Two types of automation are “online” and “off-line”. Online automation refers to changes made while your project is actually playing, and off-line automation is done using a graphic interface and “drawing” the changes you want to make. Online automation is generally employed with a hardware interface that mimics the physical action of an analog board. The DAW software has different settings such as “write”, “touch” or “latch” that affect how the hardware controller (or the mouse, but this is not necessarily the best way to employ your motor skills) affects the “writing” of parameter data in your mix.
In off-line automation, you select what parameter you wish to see and alter onscreen. The default view will be a straight line. When you want to, for instance, pan to one speaker or change the volume of a track at one point in the song, you create “breakpoints” on the line (similar to “keyframes” in video editing software) and move the line up or down according to your needs. One disadvantage of online automation becomes clear when you view your parameters in this way; the real-time changes you write create a very large number of breakpoints, and an excess of these may eventually eat up your available CPU power.
With so many possibilities available to you, there is always the danger of overdoing things, or as the book aptly puts it, “to create complexity with little audible advantage.” It can be tempting to forget to see the forest for the trees, and one must not lose sight of the result as a whole. Keep in mind that a simpler mix may fulfill your needs just as well or maybe even better.
Automation and recall are often thought of as one thing, but it’s worthwhile to consider recall on its own. Recall is the ability to “keep” all the moves you have written. It is computers’ specific capacity to retain all the information that has been saved that has taken much of the tedium out of mixing, one of the big selling points for going digital.

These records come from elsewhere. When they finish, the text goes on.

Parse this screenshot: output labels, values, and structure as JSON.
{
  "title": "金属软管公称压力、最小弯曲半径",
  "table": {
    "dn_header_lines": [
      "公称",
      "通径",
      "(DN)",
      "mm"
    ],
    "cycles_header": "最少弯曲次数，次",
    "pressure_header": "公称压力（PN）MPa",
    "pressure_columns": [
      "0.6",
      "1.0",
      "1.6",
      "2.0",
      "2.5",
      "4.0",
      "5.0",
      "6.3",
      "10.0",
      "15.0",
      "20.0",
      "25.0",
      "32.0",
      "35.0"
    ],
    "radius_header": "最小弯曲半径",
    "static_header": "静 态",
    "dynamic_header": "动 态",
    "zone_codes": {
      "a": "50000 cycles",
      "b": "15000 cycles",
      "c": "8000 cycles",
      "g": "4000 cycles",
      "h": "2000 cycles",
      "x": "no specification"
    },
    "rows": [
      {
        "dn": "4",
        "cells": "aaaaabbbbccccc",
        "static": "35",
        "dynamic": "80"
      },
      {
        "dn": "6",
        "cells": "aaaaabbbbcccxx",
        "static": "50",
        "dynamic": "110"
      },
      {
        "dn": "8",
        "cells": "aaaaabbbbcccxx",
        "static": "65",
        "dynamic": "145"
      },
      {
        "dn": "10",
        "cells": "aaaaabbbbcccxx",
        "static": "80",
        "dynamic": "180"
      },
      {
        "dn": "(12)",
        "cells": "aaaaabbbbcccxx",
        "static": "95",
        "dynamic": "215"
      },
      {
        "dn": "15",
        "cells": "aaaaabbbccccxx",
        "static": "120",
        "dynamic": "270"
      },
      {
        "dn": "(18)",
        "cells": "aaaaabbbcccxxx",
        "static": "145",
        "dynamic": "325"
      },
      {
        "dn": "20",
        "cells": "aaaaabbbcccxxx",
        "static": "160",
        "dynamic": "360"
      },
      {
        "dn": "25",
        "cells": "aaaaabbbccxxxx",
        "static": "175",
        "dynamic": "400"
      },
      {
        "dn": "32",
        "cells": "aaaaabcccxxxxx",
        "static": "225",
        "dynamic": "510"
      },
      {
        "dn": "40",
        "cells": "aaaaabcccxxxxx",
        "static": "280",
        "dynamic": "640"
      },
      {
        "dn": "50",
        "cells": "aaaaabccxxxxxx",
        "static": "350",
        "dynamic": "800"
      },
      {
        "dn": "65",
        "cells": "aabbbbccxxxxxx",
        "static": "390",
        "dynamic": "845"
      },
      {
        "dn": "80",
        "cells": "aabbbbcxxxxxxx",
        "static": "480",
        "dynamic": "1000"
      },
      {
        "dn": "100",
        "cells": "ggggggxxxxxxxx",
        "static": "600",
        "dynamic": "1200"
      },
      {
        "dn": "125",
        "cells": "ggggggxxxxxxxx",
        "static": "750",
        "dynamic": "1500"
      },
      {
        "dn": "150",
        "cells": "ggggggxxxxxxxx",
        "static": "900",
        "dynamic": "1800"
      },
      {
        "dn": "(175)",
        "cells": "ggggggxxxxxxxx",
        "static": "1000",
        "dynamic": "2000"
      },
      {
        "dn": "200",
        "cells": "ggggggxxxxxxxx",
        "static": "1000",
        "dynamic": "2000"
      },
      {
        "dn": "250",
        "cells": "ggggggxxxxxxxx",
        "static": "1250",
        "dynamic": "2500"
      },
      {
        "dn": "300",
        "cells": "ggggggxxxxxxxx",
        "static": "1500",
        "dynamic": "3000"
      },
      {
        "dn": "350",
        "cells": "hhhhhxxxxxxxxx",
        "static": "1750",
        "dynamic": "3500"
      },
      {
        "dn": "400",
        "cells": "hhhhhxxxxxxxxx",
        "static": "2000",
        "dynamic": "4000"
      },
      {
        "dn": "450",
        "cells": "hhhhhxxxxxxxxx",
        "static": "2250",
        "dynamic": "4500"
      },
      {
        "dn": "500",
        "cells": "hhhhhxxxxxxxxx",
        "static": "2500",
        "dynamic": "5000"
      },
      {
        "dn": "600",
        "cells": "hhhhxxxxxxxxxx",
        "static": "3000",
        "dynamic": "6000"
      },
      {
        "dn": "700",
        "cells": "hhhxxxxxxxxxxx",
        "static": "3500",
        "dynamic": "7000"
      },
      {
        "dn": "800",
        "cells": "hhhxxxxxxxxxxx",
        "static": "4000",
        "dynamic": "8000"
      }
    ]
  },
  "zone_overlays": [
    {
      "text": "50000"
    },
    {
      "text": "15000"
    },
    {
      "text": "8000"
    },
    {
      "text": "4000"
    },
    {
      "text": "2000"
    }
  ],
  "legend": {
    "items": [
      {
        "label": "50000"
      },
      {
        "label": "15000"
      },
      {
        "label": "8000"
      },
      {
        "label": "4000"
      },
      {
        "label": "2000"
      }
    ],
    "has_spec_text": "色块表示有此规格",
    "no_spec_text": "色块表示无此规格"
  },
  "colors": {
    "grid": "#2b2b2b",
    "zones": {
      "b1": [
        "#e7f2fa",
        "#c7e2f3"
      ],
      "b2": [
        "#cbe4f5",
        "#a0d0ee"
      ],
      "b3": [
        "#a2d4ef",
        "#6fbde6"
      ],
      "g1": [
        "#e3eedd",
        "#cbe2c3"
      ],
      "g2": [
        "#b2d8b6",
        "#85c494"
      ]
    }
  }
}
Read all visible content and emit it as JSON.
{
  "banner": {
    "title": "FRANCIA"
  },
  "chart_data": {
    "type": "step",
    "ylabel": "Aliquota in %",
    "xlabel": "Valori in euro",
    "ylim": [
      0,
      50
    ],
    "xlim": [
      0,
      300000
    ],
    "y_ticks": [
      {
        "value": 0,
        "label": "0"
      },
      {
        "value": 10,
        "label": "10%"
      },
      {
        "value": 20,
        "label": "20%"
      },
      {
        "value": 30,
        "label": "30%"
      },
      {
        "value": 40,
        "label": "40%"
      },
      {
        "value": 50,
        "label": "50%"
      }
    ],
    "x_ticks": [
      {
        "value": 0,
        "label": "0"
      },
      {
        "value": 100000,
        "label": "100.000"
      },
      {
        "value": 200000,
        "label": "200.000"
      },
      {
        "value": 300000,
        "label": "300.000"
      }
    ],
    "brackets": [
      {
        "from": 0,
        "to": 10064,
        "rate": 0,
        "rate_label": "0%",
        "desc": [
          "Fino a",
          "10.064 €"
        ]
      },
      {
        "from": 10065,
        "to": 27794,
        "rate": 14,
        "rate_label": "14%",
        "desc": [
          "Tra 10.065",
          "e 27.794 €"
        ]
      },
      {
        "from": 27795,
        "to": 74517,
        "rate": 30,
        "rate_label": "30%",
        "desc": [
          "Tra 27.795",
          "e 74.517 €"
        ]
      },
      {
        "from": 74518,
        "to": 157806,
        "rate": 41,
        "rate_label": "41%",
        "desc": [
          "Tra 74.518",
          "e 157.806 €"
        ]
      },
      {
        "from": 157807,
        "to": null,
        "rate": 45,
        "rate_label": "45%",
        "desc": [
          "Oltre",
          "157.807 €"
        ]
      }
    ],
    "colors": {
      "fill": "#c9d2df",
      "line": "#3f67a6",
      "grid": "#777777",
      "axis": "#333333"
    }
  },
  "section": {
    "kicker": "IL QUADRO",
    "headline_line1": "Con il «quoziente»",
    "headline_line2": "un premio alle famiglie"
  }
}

In the past, when you mixed a multitrack recording to a stereo tape, that was that, and if you liked 95% of a mix but wanted to change one or two elements, you may well have had to start all over. (This happened to my old band at Soma Sync (the studio founded by author and instructor for this very class, Steve Savage), when Lorry Fleming of Alias Records asked our producer to redo an already-completed and very complicated mix we had just finished in order to bring the vocal up just a little bit higher; it was the only time I have ever seen the normally amiable and unflappable Greg Freeman show genuine anger.) In digital recording this is no trouble at all, as long as you have a saved session file. In fact, it is now the norm for collaborators to send their files back and forth to different locations in order to tweak elements a bit; we now have the freedom to exchange ideas and nitpick to our hearts’ content. While this flexibility is a boon to both artists and recordists, it does not eliminate the need for clear communication. Brother Ray’s wisdom may still be the last word on the ultimate goal of the recording process, but it’s crucial that everyone involved is on the same page when it comes to describing “what it sounds like, baby!”